Hep Asi Mi Olur Çocuklar?
Hep Asi Mi Olur Çocuklar?
Çocukluğun belli bir döneminde asiliğin olduğu söylenir. Çocuklar bunu pek kabul etmese de durum böyledir. Her yetişkin bunun böyle olduğunu bilir. Çünkü onlar bu dönemi yaşamışlardır. Yaşamışlardır ama asi olan çocuklara karşı davranışları ne kadar doğrudur. Bunu biraz irdelediğimizde, kazın ayağının hiç de öyle olmadığı görülür.
Kime Çocuk Denir?
Doğumda itibaren 18 yaşına kadar olan her insan çocuktur. Bu Anayasamızca da böyle kabul edilmiştir. 18 yaşını doldurmuş kişi artık reşittir. Oy kullanabilir. Belli sorumlulukları vardır. Kendine yeten ve kendisini idare edebilen bir bireydir artık.
Asilik
İsyan etmektir, asilik. Türk Dil Kurumunun sözlüğünde bu kavram “başkaldırıcılık” olarak açıklanmıştır. İsyan etmek; peki neye isyan? İsteklerinin olmamasına. Fikirlerinin kabul görmemesine. Kafasında tasarladığı pembe dünyanın, ebeveynleri tarafından reddedilip yıkılmasına isyan.
Çocukların Dünyası
Yetişkin gerçek dünyanın sorunlarıyla karşı karşıyadır ve onlarla mücadele eder. Örneğin bir işte çalışmak, ailenin geçimini sağlamak, çocuklarının ihtiyaçlarını gidermek gibi. Yetişkin her duruma gerçekçi bakmak zorunda hisseder kendisini. Çünkü onun zihin yapısı gelişmiş ve değişmiştir. Olaylara farklı bakar. Sorgular ve düşünerek hareket eder.
Çocuk ise öyle değildir. Çocuğun düşünme şekli yetişkinlerin düşünme şeklinden çok farklıdır. Tez canlıdır çocuk. Pat diye olsun ister, dilekleri. Fikirlerinin sorgulanmasını istemez. Onun sorumluluk alanı sınırlıdır. Kendisini karşılaştığı durumlar karşısında zorunlu hissetmez. Ucu bucağı olmayan, sonsuz bir dünyası vardır onun. Kimi insan buna, hayal dünyası adını takmıştır.
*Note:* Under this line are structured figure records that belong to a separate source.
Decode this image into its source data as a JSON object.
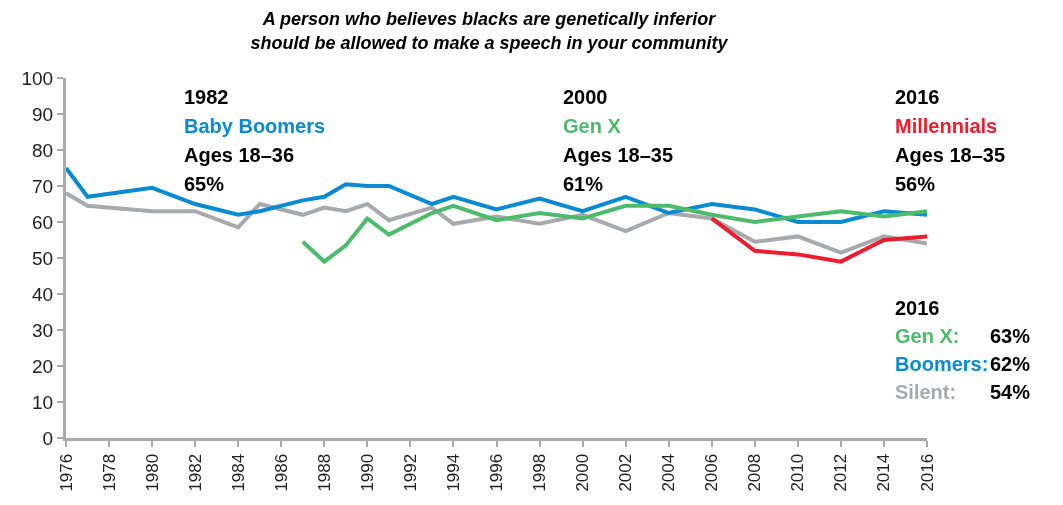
{
  "chart_data": {
    "type": "line",
    "title": "A person who believes blacks are genetically inferior\nshould be allowed to make a speech in your community",
    "xlim": [
      1976,
      2016
    ],
    "xticks": [
      1976,
      1978,
      1980,
      1982,
      1984,
      1986,
      1988,
      1990,
      1992,
      1994,
      1996,
      1998,
      2000,
      2002,
      2004,
      2006,
      2008,
      2010,
      2012,
      2014,
      2016
    ],
    "ylim": [
      0,
      100
    ],
    "yticks": [
      0,
      10,
      20,
      30,
      40,
      50,
      60,
      70,
      80,
      90,
      100
    ],
    "grid": false,
    "marker": "none",
    "line_style": "solid",
    "series": [
      {
        "color": "#a7a9ac",
        "x": [
          1976,
          1977,
          1980,
          1982,
          1984,
          1985,
          1987,
          1988,
          1989,
          1990,
          1991,
          1993,
          1994,
          1996,
          1998,
          2000,
          2002,
          2004,
          2006,
          2008,
          2010,
          2012,
          2014,
          2016
        ],
        "values": [
          68,
          64.5,
          63,
          63,
          58.5,
          65,
          62,
          64,
          63,
          65,
          60.5,
          64,
          59.5,
          61.5,
          59.5,
          62,
          57.5,
          62.5,
          61,
          54.5,
          56,
          51.5,
          56,
          54
        ]
      },
      {
        "color": "#0a8ad2",
        "x": [
          1976,
          1977,
          1980,
          1982,
          1984,
          1985,
          1987,
          1988,
          1989,
          1990,
          1991,
          1993,
          1994,
          1996,
          1998,
          2000,
          2002,
          2004,
          2006,
          2008,
          2010,
          2012,
          2014,
          2016
        ],
        "values": [
          75,
          67,
          69.5,
          65,
          62,
          63,
          66,
          67,
          70.5,
          70,
          70,
          65,
          67,
          63.5,
          66.5,
          63,
          67,
          62.5,
          65,
          63.5,
          60,
          60,
          63,
          62
        ]
      },
      {
        "color": "#4cbb6c",
        "x": [
          1987,
          1988,
          1989,
          1990,
          1991,
          1993,
          1994,
          1996,
          1998,
          2000,
          2002,
          2004,
          2006,
          2008,
          2010,
          2012,
          2014,
          2016
        ],
        "values": [
          54.5,
          49,
          53.5,
          61,
          56.5,
          62.5,
          64.5,
          60.5,
          62.5,
          61,
          64.5,
          64.5,
          62,
          60,
          61.5,
          63,
          61.5,
          63
        ]
      },
      {
        "color": "#ed1c2e",
        "x": [
          2006,
          2008,
          2010,
          2012,
          2014,
          2016
        ],
        "values": [
          61,
          52,
          51,
          49,
          55,
          56
        ]
      }
    ],
    "annotations": [
      "1982",
      "Baby Boomers",
      "Ages 18–36",
      "65%",
      "2000",
      "Gen X",
      "Ages 18–35",
      "61%",
      "2016",
      "Millennials",
      "Ages 18–35",
      "56%",
      "2016",
      "Gen X:",
      "63%",
      "Boomers:",
      "62%",
      "Silent:",
      "54%"
    ]
  }
}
Bu sebepten ötürü çocukların düşünceleri, duyguları ve istekleri yetişkinlerle sürekli çatışma yaşar. Bu farklılık ne kadar azaltılır ve ortak bir zemin sağlanabilirse, anlaşabilme oranı da o derce artış gösterir.
Çocuklar ve Asilikleri
Asi olmayan çocuk yoktur. Her yetişkin çocuk olmuştur. Dolayısıyla, onlar da bu asilik yani isyan dönemini geçirmişlerdir. Sadece biten çocukluk dönemiyle, çocukluktaki asilik de bitmiştir.
Doğacak ve çocuk olacak her insan da birer asi (Kavram yanlış anlaşılmasın. Buradaki asi kavramından kastımız, isteklerinin reddedilmesine olan kızgınlıktır.) adayıdır.
Çocuğun bir dünyası vardır. O dünya her şeyin olduğu, bütün isteklerin kabul edildiği, mutsuzluğun bulunmadığı pembe-mavi bir dünyadır. Çocuk, yaşadığı gerçek dünyadan daha çok bu dünyada yaşar. Her zorluk, her umutsuzluk ve her üzülme durumunda kendisine ait bu dünyaya sığınır. Çünkü orada her istediğini yapma fırsatına sahiptir.
Bu onun dünyasıdır ve orada her istediği olur. Mutludur orada. Ebeveynleri onu kendi, gerçek dünyalarına çağırırken, o da ebeveynlerini kendi dünyasına dahil etmek ister. Çocuk yetişkin olan anne ve babasını bu kendisine ait dünyaya katabilirse, bilir ki artık ona karada ölüm yoktur.
Çünkü dünya onundur ve bu dünyada tek söz sahibi kendisidir. Artık her dilediği, her istediği anında olacaktır. Tüm çabası, bütün mücadelesi bunun içindir. Başarılı olursa ne ala! Ama başarılı olamazsa -çocukların kahir ekseriyeti bu mücadeleyi kaybederler- işte, asilik dediğimiz durum ortaya çıkar. İtirazlar, sinirlenmeler vb. Kendisinin isteklerinin dışında olan her şeye burun kıvırır. Kendisinin doğru gelmeyen her düşünceye karşı çıkar.